Thursday, May 23, 2019

Book Review: Resistance and Hope: Essays by Disabled People Edited by Alice Wong

  I have just finished reading the anthology Resistance and Hope: Essays By Disabled People. The book's other subtitle (which I love) is "Crip Wisdom for the People." This volume is edited by Alice Wong and is a part of the Disability Visibility Project. As I have found is oftentimes the case with anthologies which emanate from the disability community, the quality of writing will vary a great deal. Some pieces simply seemed like exercises in which the writer recited the list of politically relevant identity groups to which they belonged and then sought to promote their personal projects. Other pieces were excellent. The three best pieces in the anthology were written by Shain M. Neumeier, Lydia X. Z. Brown, and Victoria Rodriguez-Roldan. I'm proud to call all of these individuals personal friends of mine, but that is not what made their work stand out to me. It was the extent to which they were able to move beyond the politics of the personal to make their work speak with urgency to the issues facing disabled individuals and disability communities now. I would also add that all three individuals are youth liberationists. Their politics is grounded in recognizing the worth of all persons and working to create liberation from there.

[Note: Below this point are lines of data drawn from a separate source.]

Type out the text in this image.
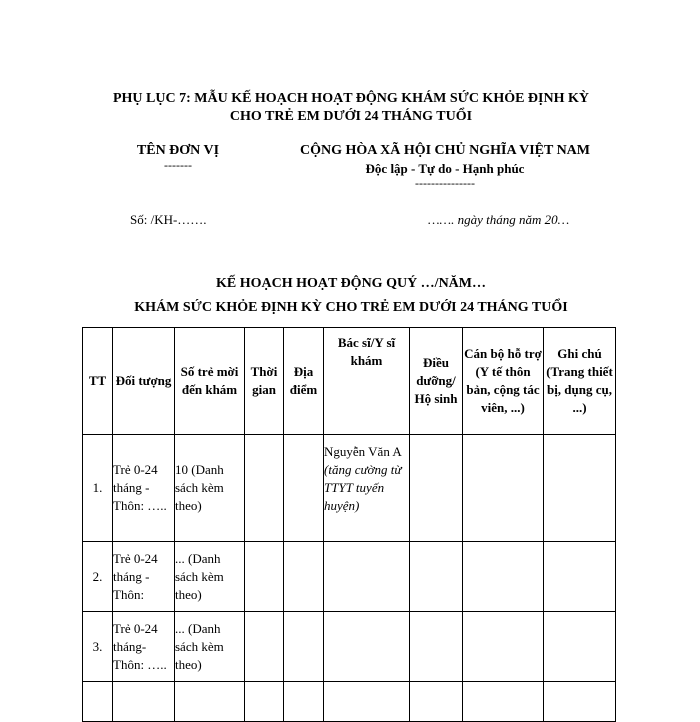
PHỤ LỤC 7: MẪU KẾ HOẠCH HOẠT ĐỘNG KHÁM SỨC KHỎE ĐỊNH KỲ
CHO TRẺ EM DƯỚI 24 THÁNG TUỔI
TÊN ĐƠN VỊ
-------
CỘNG HÒA XÃ HỘI CHỦ NGHĨA VIỆT NAM
Độc lập - Tự do - Hạnh phúc
---------------
Số: /KH-…….	……. ngày tháng năm 20…
KẾ HOẠCH HOẠT ĐỘNG QUÝ …/NĂM…
KHÁM SỨC KHỎE ĐỊNH KỲ CHO TRẺ EM DƯỚI 24 THÁNG TUỔI
TT	Đối tượng	Số trẻ mời đến khám	Thời gian	Địa điểm	Bác sĩ/Y sĩ khám	Điều dưỡng/ Hộ sinh	Cán bộ hỗ trợ (Y tế thôn bản, cộng tác viên, ...)	Ghi chú (Trang thiết bị, dụng cụ, ...)

1.	Trẻ 0-24 tháng - Thôn: …..	10 (Danh sách kèm theo)			Nguyễn Văn A (tăng cường từ TTYT tuyến huyện)			
2.	Trẻ 0-24 tháng - Thôn:	... (Danh sách kèm theo)						
3.	Trẻ 0-24 tháng- Thôn: …..	... (Danh sách kèm theo)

   Brown's piece, entitled "Rebel - Don't Be Palatable: Resisting Co-optation and Fighting for the World We Want" focuses on the ways in which our movements themselves can be draining, discriminatory, exclusionary, and oppressive. It asks the reader to think about the ways in which activist communities to which they may belong all too often reenact the same rituals of devaluation and degradation that take place within so many other spaces within our society at large. Essentially, it is problematic to treat people as disposable simply because they may have behaved inappropriately at some point in time or shared an opinion with which one or the wider movement disagrees. And yet that is so often the course of action that our movement circles take.

   The absolute highlight of the book for me was Shain M. Neumeier's article "Back Into the Fires That Forged Us." Neumeier has a way of speaking to the heart of an issue in universal terms while bringing out unique aspects and connections among issues that others may not have noticed before. The ways in which Neumeier connects notions of authoritarianism, cruelty, and the criminalization of poverty and disability under the aegis of social Darwinism is impressive and thought-provoking. Perhaps most impressive of all, despite the piece's deep dive into such disheartening territory, the essay manages to end on a meaningfully hopeful and optimistic note. Neumeier's words are inspiring in the best possible way.

   Victoria Rodriguez-Roldan's piece entitled "Who Gets To Be the Activist?" relates the story of how Rodriguez, an attorney for the National LGBTQ Task Force, found herself talking to a legislative assistant for a Congressman about the Murphy Bill, legislation which would have stripped legal protections from people with psychiatric disabilities. The legislative assistant explained to Rodriguez, "You need to understand, this is just the serious mental illnesses we're talking about. Like bipolar and schizophrenia." At this point, Rodriguez informed the legislative assistant that actually she and her partner were both diagnosed with bipolar disorder. At this point, of course, the legislative assistant tried to backpedal and failed miserably. This story allows Rodriguez to make the larger point that disability inclusion has to mean all disabled people or else it is meaningless. It is beautifully and poignantly written.

   The last piece in the book is by comedian Maysoon Zayid and in it she says that, prior to the Trump era, the disability community had "focused less on survival and more on battling against ableist language and for the right to run out of spoons." I do not think that this is a fair summation of all of the disability activist work I have seen going on prior to the Trump era, but there is a grain of truth in it. The best pieces in this volume speak to what is truly important in reference to disability rights.